18–19 Dec 2024
Centre for Particle Theory
Europe/London timezone

Multi-metric black holes and the Gregory-Laflamme instability

19 Dec 2024, 15:50
30m
Centre for Particle Theory

Centre for Particle Theory

Department of Physics Durham University South Road Durham DH1 3LE

Speaker

Kieran Wood (University Of Nottingham)

Description

Multi-metric gravity is the umbrella term for a class of modified gravitational theories, motivated by a number of problems at the interface between gravity and particle physics, that extend general relativity (GR) via the inclusion of additional interacting massive spin-2 fields beyond the single massless graviton of GR. Nonlinearly, the extra interactions manifest as a framework where multiple metric tensors interact with one another on the same spacetime manifold (hence the name).
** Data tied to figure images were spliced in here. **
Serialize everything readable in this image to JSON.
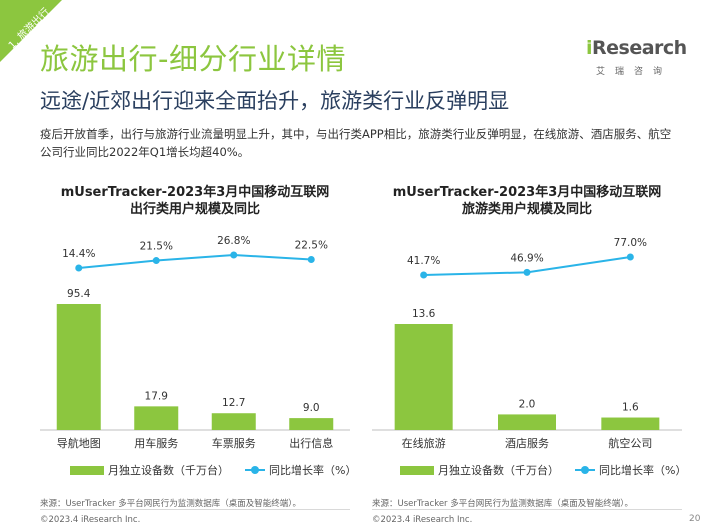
{
  "section_tag": "1. 旅游出行",
  "title": "旅游出行-细分行业详情",
  "subtitle": "远途/近郊出行迎来全面抬升，旅游类行业反弹明显",
  "description": "疫后开放首季，出行与旅游行业流量明显上升，其中，与出行类APP相比，旅游类行业反弹明显，在线旅游、酒店服务、航空公司行业同比2022年Q1增长均超40%。",
  "logo": {
    "word_prefix": "i",
    "word": "Research",
    "sub": "艾瑞咨询"
  },
  "chart_data": [
    {
      "type": "bar",
      "title": "mUserTracker-2023年3月中国移动互联网",
      "subtitle": "出行类用户规模及同比",
      "categories": [
        "导航地图",
        "用车服务",
        "车票服务",
        "出行信息"
      ],
      "series": [
        {
          "name": "月独立设备数（千万台）",
          "type": "bar",
          "values": [
            95.4,
            17.9,
            12.7,
            9.0
          ],
          "labels": [
            "95.4",
            "17.9",
            "12.7",
            "9.0"
          ]
        },
        {
          "name": "同比增长率（%）",
          "type": "line",
          "values": [
            14.4,
            21.5,
            26.8,
            22.5
          ],
          "labels": [
            "14.4%",
            "21.5%",
            "26.8%",
            "22.5%"
          ]
        }
      ],
      "colors": {
        "bar": "#8cc63f",
        "line": "#2ab4e8"
      }
    },
    {
      "type": "bar",
      "title": "mUserTracker-2023年3月中国移动互联网",
      "subtitle": "旅游类用户规模及同比",
      "categories": [
        "在线旅游",
        "酒店服务",
        "航空公司"
      ],
      "series": [
        {
          "name": "月独立设备数（千万台）",
          "type": "bar",
          "values": [
            13.6,
            2.0,
            1.6
          ],
          "labels": [
            "13.6",
            "2.0",
            "1.6"
          ]
        },
        {
          "name": "同比增长率（%）",
          "type": "line",
          "values": [
            41.7,
            46.9,
            77.0
          ],
          "labels": [
            "41.7%",
            "46.9%",
            "77.0%"
          ]
        }
      ],
      "colors": {
        "bar": "#8cc63f",
        "line": "#2ab4e8"
      }
    }
  ],
  "source": "来源：UserTracker 多平台网民行为监测数据库（桌面及智能终端）。",
  "copyright": "©2023.4 iResearch Inc.",
  "page_number": "20"
}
To date, black hole solutions of these multi-metric theories are only understood for the simplest case of bigravity (N=2 metrics) in 4 dimensions. It is, for example, known that one class of bigravity black holes is unstable for certain values of the graviton mass, with the instability taking the same form as the notorious Gregory-Laflamme (GL) instability plaguing higher dimensional black strings. In this talk, I will show how to generalise the 4d bigravity results to the full multi-metric theory in arbitrary dimension, constructing a wide class of black hole solutions of the general theory, and determine their linear stability. I will also elucidate the link between the instabilities of these multi-metric black holes and those of higher dimensional black strings. The result seems to suggest that the GL instability may be more fundamentally linked to the nature of massive spin-2 interactions.